How to Make Carpool Work for you

How to Make Carpool Work for you?

Don’t allocate specific cars to particular employees.  Some employers like having a carpool. Have a number of cars available to everyone.  From a tax perspective, QuickBooks accountants, have analyzed how to make carpool work for you.

 

The conditions

 

There are five conditions that need to be met for a carpool.

  • The car is made available to, and actually is used by, more than one employee.
  • In each case, it is made available by reason of the employee’s employment.
  • The car is not ordinarily used by one employee to the exclusion of the others.
  • In each case, any private use by the employee is merely incidental to the employee’s business use of the car.
  • Don’t keep the car overnight on or in the vicinity of any of the residential premises. That’s where employees are residing. There’s an exception if kept overnight on-premises.

The tax exemption only applies if all five conditions are met.

 

When private use is ‘merely incidental’

 

To meet the definition of a pool car, the car should only be available for genuine business use. Decide whether this test is met, private use is disregarded as long as that private use is ‘merely incidental’ to the employee’s business use of the car.

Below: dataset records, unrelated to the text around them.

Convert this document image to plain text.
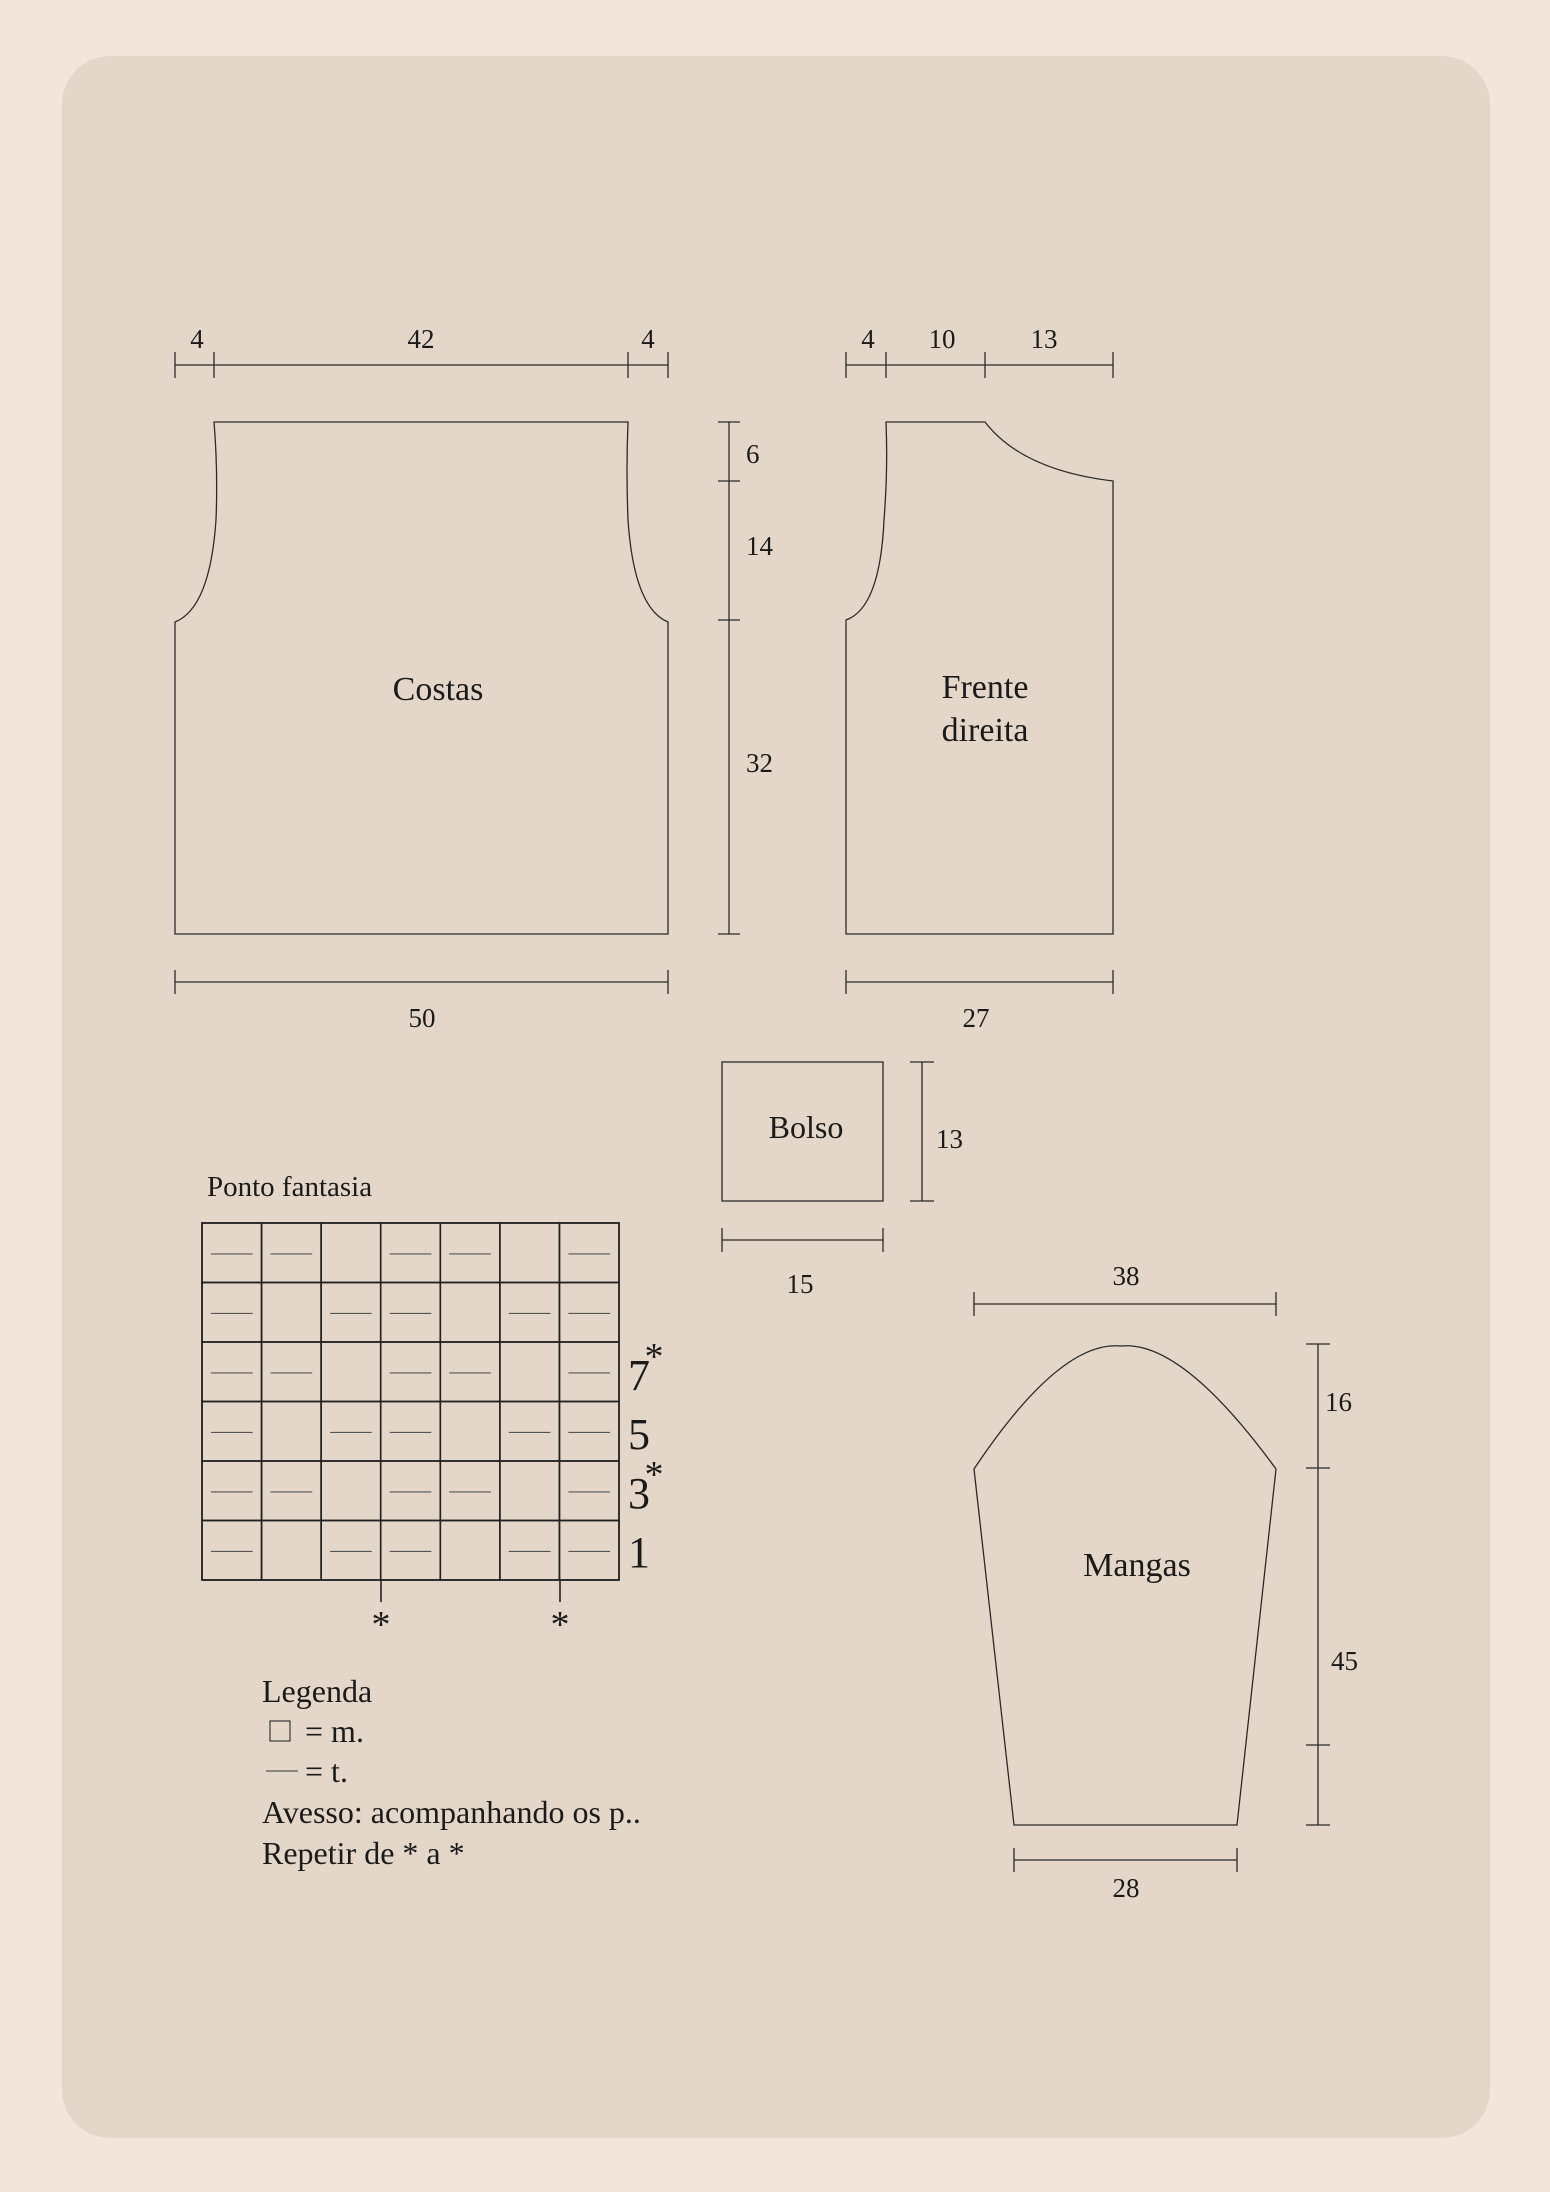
Costas
4	42	4
50
6
14
32
Frente
direita
4 10	13
27
Bolso	13
15
Mangas
38
16
45
28
Ponto fantasia
7
5
3
1
*
*
*	*
Legenda
= m.
= t.
Avesso: acompanhando os p..
Repetir de * a *
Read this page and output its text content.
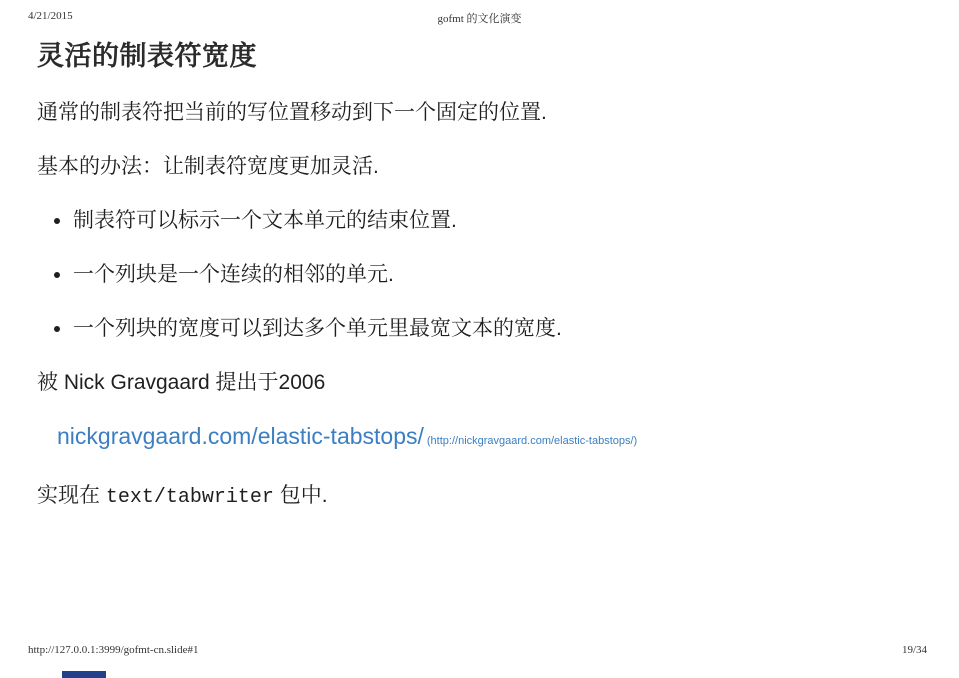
4/21/2015	gofmt 的文化演变
灵活的制表符宽度

通常的制表符把当前的写位置移动到下一个固定的位置.

基本的办法：让制表符宽度更加灵活.

• 制表符可以标示一个文本单元的结束位置.
• 一个列块是一个连续的相邻的单元.
• 一个列块的宽度可以到达多个单元里最宽文本的宽度.

被 Nick Gravgaard 提出于2006

nickgravgaard.com/elastic-tabstops/ (http://nickgravgaard.com/elastic-tabstops/)

实现在 text/tabwriter 包中.

http://127.0.0.1:3999/gofmt-cn.slide#1	19/34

HMRC regard the test as being a qualitative rather than a quantitative test. It does not refer to the actual private mileage. Rather the private element in the context of the journey as a whole. If an employee makes a long business journey and takes the car home the previous evening. To get an early start, use the journey from work to home as ‘merely incidental’. The car goes home estate the business journey the following day.

 

Kept overnight at employee’s homes – the 60% test

 

For a car to meet the definition of a carpool, it must not normally be kept overnight at employees’ homes. HMRC applies a rule of thumb. As long as the total number of nights on which a car is taken home by employees, for whatever reason, is less than 60% of the total number of nights in the period.

 

When a benefit in kind tax charge arises

 

HMRC accept that the condition is met. If the car does not meet the definition of a carpool. and is made available for the employee’s private use, a tax charge will arise under the company car tax rules.

 

Disclaimer: A major chunk of the following article has been taken from HMRC’s main website.

 

Additional note: ITEPA 2003, s. 167.